The Glimmerglass Festival’s 2014 production of Rodgers & Hammerstein’s Carousel takes audiences back more than a century to 1873. A large part of this theatrical time travel is dependent on not only the set characterizations, but in large part what is worn onstage. The person responsible for transporting Carousel to a whole other era is costume designer Jessica Jahn, who returns to Glimmerglass after working on the Festival’s 2009 production of La Cenerentola. A native of Seattle, Jahn has designed costumes for an array of periods varying from 16th-century London in Donizetti’s Maria Stuarda to Gaul in 50 B.C. in Bellini’s Norma.
Jahn didn’t start out in the design industry; her original plan was to share her talents onstage as a dancer. After training through her undergraduate years at Mason Gross School of the Arts at Rutgers University, Jahn graduated with a double major in dance and psychology. Five years into her dance career, however, Jahn had a change of heart. A collaboration on a theater project with director Darren Anderson spurred her interest in costume design. For Jahn, the realization of her true passion was instant and life-changing.
“I immediately fell in love with the process and the work, and within about a year or two had decided to switch careers,” Jahn said. “I was lucky enough to be able to find assisting work in the beginning of my career with amazing designers, drapers and supervisors that helped to propel my own work forward.”
Through early mentoring from these supporters, Jahn found her way into the costume design sphere, and was soon designing for film, television, and print works in addition to theater and opera. She recently completed designs for Maria Stuarda at Houston Grand Opera as well as Minnesota Opera’s production of Werther.

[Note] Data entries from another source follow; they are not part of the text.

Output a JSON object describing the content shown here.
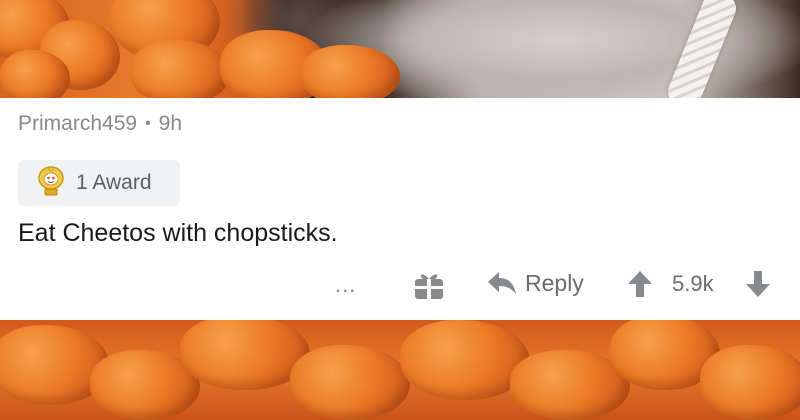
{
  "comment": {
    "username": "Primarch459",
    "separator": "•",
    "age": "9h",
    "award_label": "1 Award",
    "body": "Eat Cheetos with chopsticks."
  },
  "actions": {
    "more_label": "...",
    "reply_label": "Reply",
    "score": "5.9k"
  },
  "icons": {
    "award": "award-medal-icon",
    "gift": "gift-icon",
    "reply": "reply-arrow-icon",
    "upvote": "upvote-arrow-icon",
    "downvote": "downvote-arrow-icon"
  },
  "colors": {
    "meta_text": "#878a8c",
    "body_text": "#1a1a1b",
    "pill_bg": "#f1f2f3",
    "action_text": "#6a6d70"
  }
}
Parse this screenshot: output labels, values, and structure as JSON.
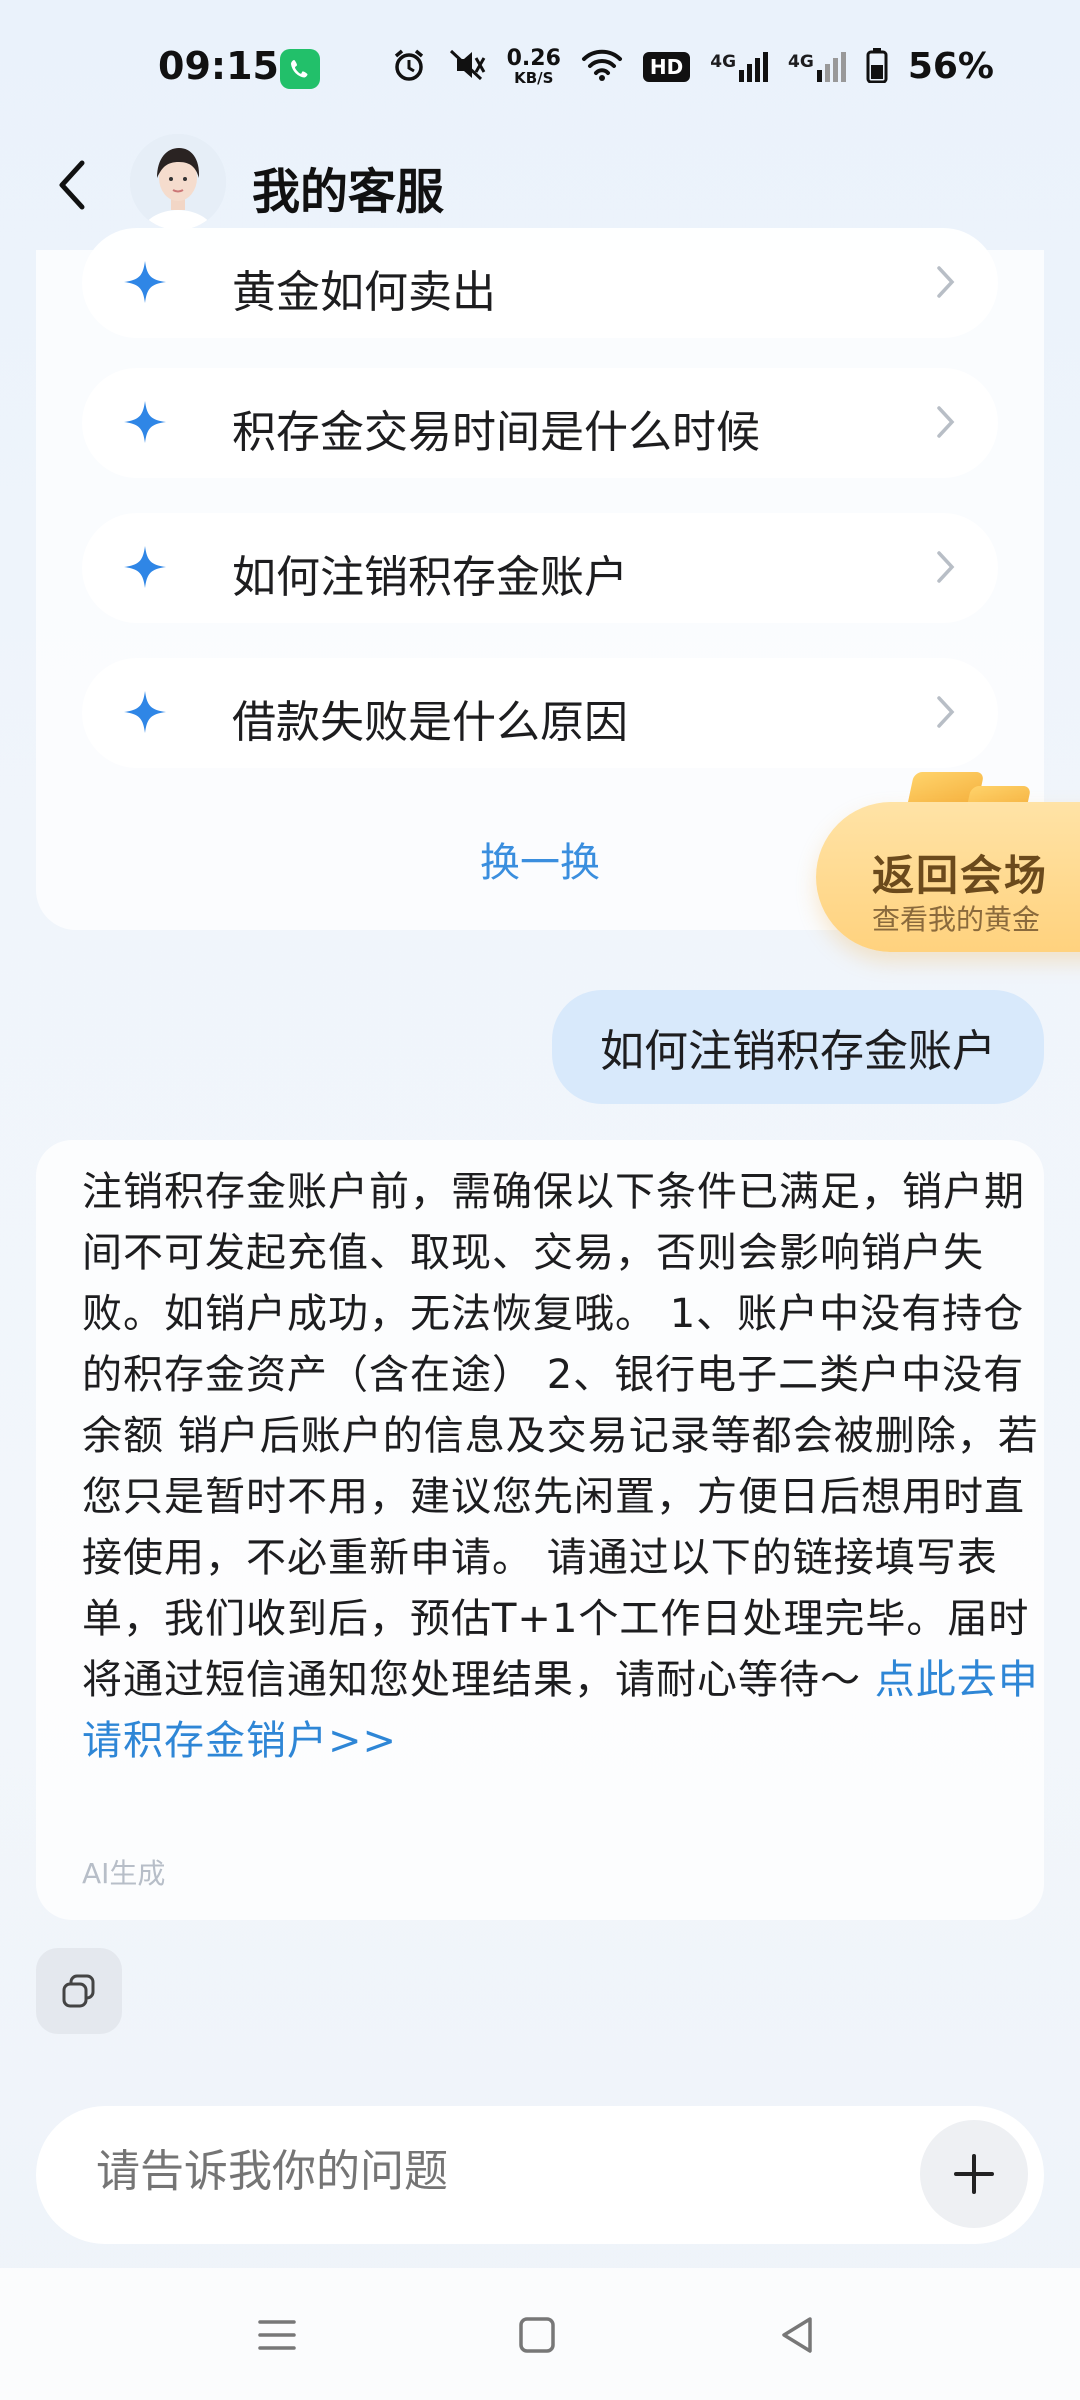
{
  "status_bar": {
    "time": "09:15",
    "speed_value": "0.26",
    "speed_unit": "KB/S",
    "hd_label": "HD",
    "net_1": "4G",
    "net_2": "4G",
    "battery": "56%"
  },
  "header": {
    "title": "我的客服"
  },
  "suggestions": {
    "items": [
      {
        "label": "黄金如何卖出"
      },
      {
        "label": "积存金交易时间是什么时候"
      },
      {
        "label": "如何注销积存金账户"
      },
      {
        "label": "借款失败是什么原因"
      }
    ],
    "refresh_label": "换一换"
  },
  "promo": {
    "title": "返回会场",
    "subtitle": "查看我的黄金"
  },
  "user_message": "如何注销积存金账户",
  "answer": {
    "text": "注销积存金账户前，需确保以下条件已满足，销户期间不可发起充值、取现、交易，否则会影响销户失败。如销户成功，无法恢复哦。 1、账户中没有持仓的积存金资产（含在途） 2、银行电子二类户中没有余额 销户后账户的信息及交易记录等都会被删除，若您只是暂时不用，建议您先闲置，方便日后想用时直接使用，不必重新申请。 请通过以下的链接填写表单，我们收到后，预估T+1个工作日处理完毕。届时将通过短信通知您处理结果，请耐心等待～ ",
    "link": "点此去申请积存金销户>>",
    "ai_tag": "AI生成"
  },
  "input": {
    "placeholder": "请告诉我你的问题"
  },
  "colors": {
    "accent": "#2e86d6",
    "star": "#2f86e6",
    "bubble": "#d8e9fb"
  }
}
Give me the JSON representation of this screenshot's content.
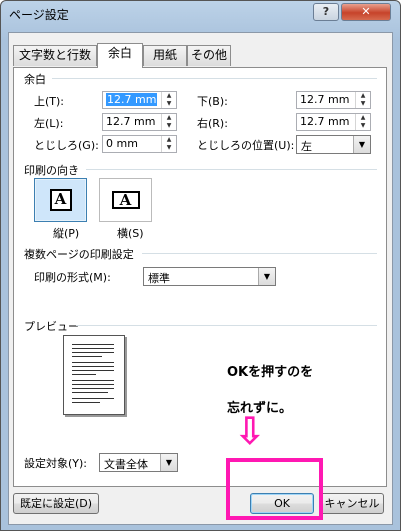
{
  "window": {
    "title": "ページ設定",
    "help_label": "?",
    "close_label": "✕"
  },
  "tabs": [
    "文字数と行数",
    "余白",
    "用紙",
    "その他"
  ],
  "margins": {
    "group_label": "余白",
    "top_label": "上(T):",
    "top_value": "12.7 mm",
    "bottom_label": "下(B):",
    "bottom_value": "12.7 mm",
    "left_label": "左(L):",
    "left_value": "12.7 mm",
    "right_label": "右(R):",
    "right_value": "12.7 mm",
    "gutter_label": "とじしろ(G):",
    "gutter_value": "0 mm",
    "gutter_pos_label": "とじしろの位置(U):",
    "gutter_pos_value": "左"
  },
  "orientation": {
    "group_label": "印刷の向き",
    "portrait_label": "縦(P)",
    "landscape_label": "横(S)",
    "glyph": "A"
  },
  "pages": {
    "group_label": "複数ページの印刷設定",
    "format_label": "印刷の形式(M):",
    "format_value": "標準"
  },
  "preview": {
    "group_label": "プレビュー",
    "apply_label": "設定対象(Y):",
    "apply_value": "文書全体"
  },
  "annotation": {
    "line1": "OKを押すのを",
    "line2": "忘れずに。",
    "arrow": "⇩"
  },
  "buttons": {
    "default": "既定に設定(D)",
    "ok": "OK",
    "cancel": "キャンセル"
  },
  "colors": {
    "highlight": "#ff18b2",
    "selection": "#3399ff"
  }
}
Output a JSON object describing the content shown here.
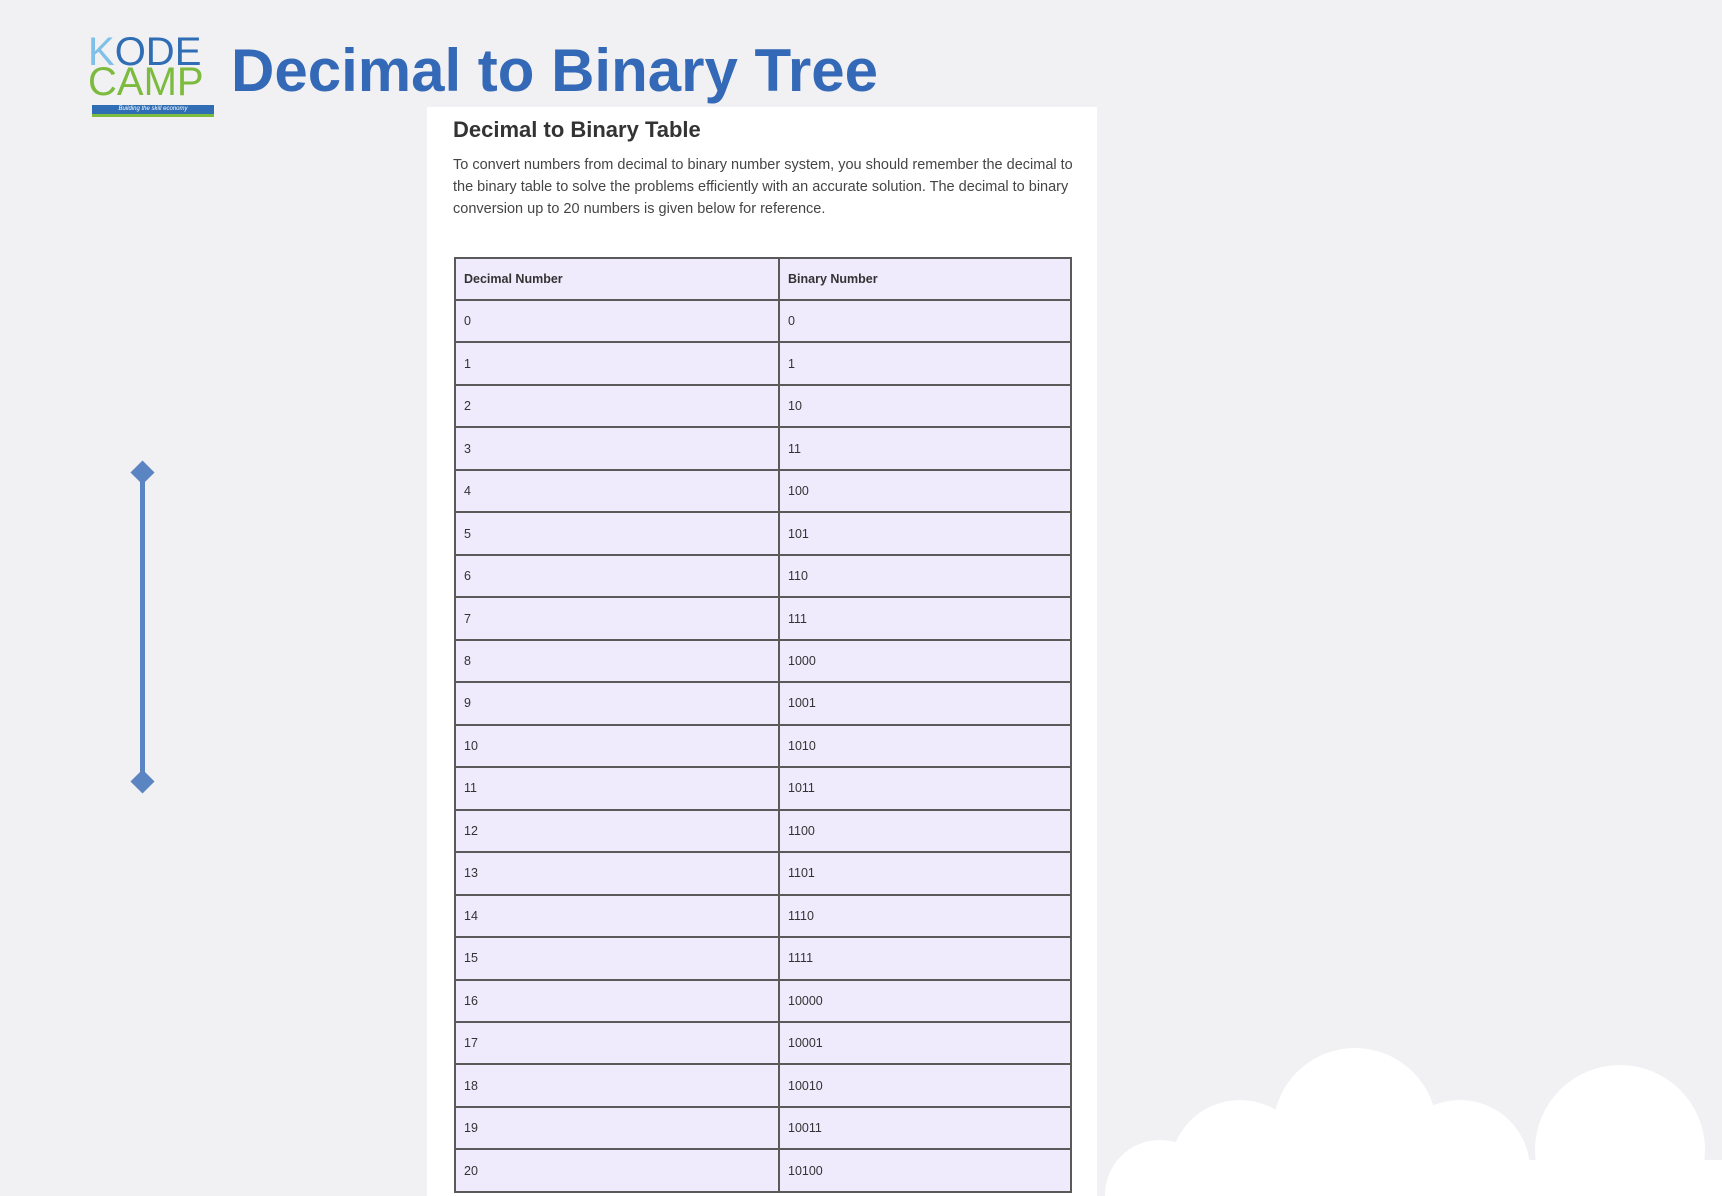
{
  "logo": {
    "line1": "ODE",
    "line1_first": "K",
    "line2": "CAMP",
    "tagline": "Building the skill economy"
  },
  "header": {
    "title": "Decimal to Binary Tree"
  },
  "card": {
    "title": "Decimal to Binary Table",
    "description": "To convert numbers from decimal to binary number system, you should remember the decimal to the binary table to solve the problems efficiently with an accurate solution. The decimal to binary conversion up to 20 numbers is given below for reference.",
    "table": {
      "headers": [
        "Decimal Number",
        "Binary Number"
      ],
      "rows": [
        [
          "0",
          "0"
        ],
        [
          "1",
          "1"
        ],
        [
          "2",
          "10"
        ],
        [
          "3",
          "11"
        ],
        [
          "4",
          "100"
        ],
        [
          "5",
          "101"
        ],
        [
          "6",
          "110"
        ],
        [
          "7",
          "111"
        ],
        [
          "8",
          "1000"
        ],
        [
          "9",
          "1001"
        ],
        [
          "10",
          "1010"
        ],
        [
          "11",
          "1011"
        ],
        [
          "12",
          "1100"
        ],
        [
          "13",
          "1101"
        ],
        [
          "14",
          "1110"
        ],
        [
          "15",
          "1111"
        ],
        [
          "16",
          "10000"
        ],
        [
          "17",
          "10001"
        ],
        [
          "18",
          "10010"
        ],
        [
          "19",
          "10011"
        ],
        [
          "20",
          "10100"
        ]
      ]
    }
  },
  "colors": {
    "title_blue": "#3369b6",
    "logo_green": "#7cbb3e",
    "table_fill": "#efeafc",
    "timeline": "#5b84c3"
  }
}
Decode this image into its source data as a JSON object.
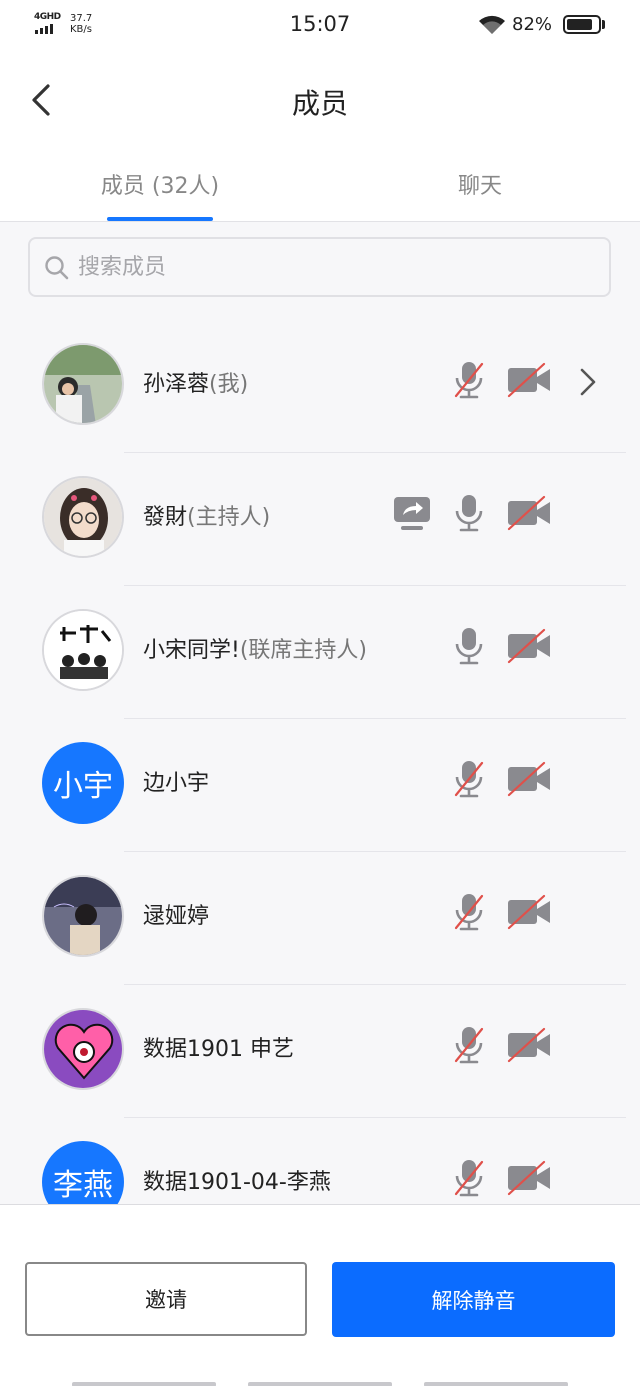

This summer, Jahn has found herself back at The Glimmerglass Festival with the task of creating unique and periodically-accurate looks for the cast of Carousel. To gain the insight into who these characters are, Jahn takes a customized approach to the production.
“After reading the script or libretto, I try and land on a time and place that these characters live. Then, based on their environment, I try and gauge their reaction to it, and to the others around them,” Jahn said. “No matter what the period, or story – people are, in essence, the same now as they have been for thousands of years. They have hopes and fears, envy, love and perseverance. If a designer is able to be empathetic, and step into another’s shoes, then he or she can begin to understand how a character may act or think about being put in the situation that they find themselves.”
This is where research comes into play — or rather, musical theater. Jahn found a book in her own personal collection to be of use. “Dressed for the Photographer” provided the Carousel designer with analysis of middle-class American fashion in the late-19th century. Additionally, digital photograph databases proved useful in learning about the era. Utilizing photograph collections from the Library of Congress as well as the New York Public Library, Jahn was able to craft costumes based on actual individuals found in images taken during the period. An example of this can be found in a mill girl’s attire in a 19th-century mug shot, which will be brought back to life on the Glimmerglass stage this summer.
“Research is my favorite part of the process,” Jahn said. “The process of looking to history for a project like this is a wonderful and humbling way to understand where we have come from as a culture and nation, to really grasp the lives of the actual people that came before us.”
Jahn explained that a challenge in creating these looks is giving life to these past looks and individuals while avoiding turning them into caricatures. With the end result — a character’s costume design — a balance is found between historical accuracy and insight into the personality of the particular character.
“Understanding a person through the clothes that they have chosen to wear on a particular day is a multi-layered process, and is a combination of dramaturgy, cultural anthropology, psychology and intuition,” Jahn said. “I hope that I was able to make choices in Carousel that help the audience understand each of these people and the lives that they live.”
Jahn’s Carousel costume designs can be seen this Saturday in the production’s opening night.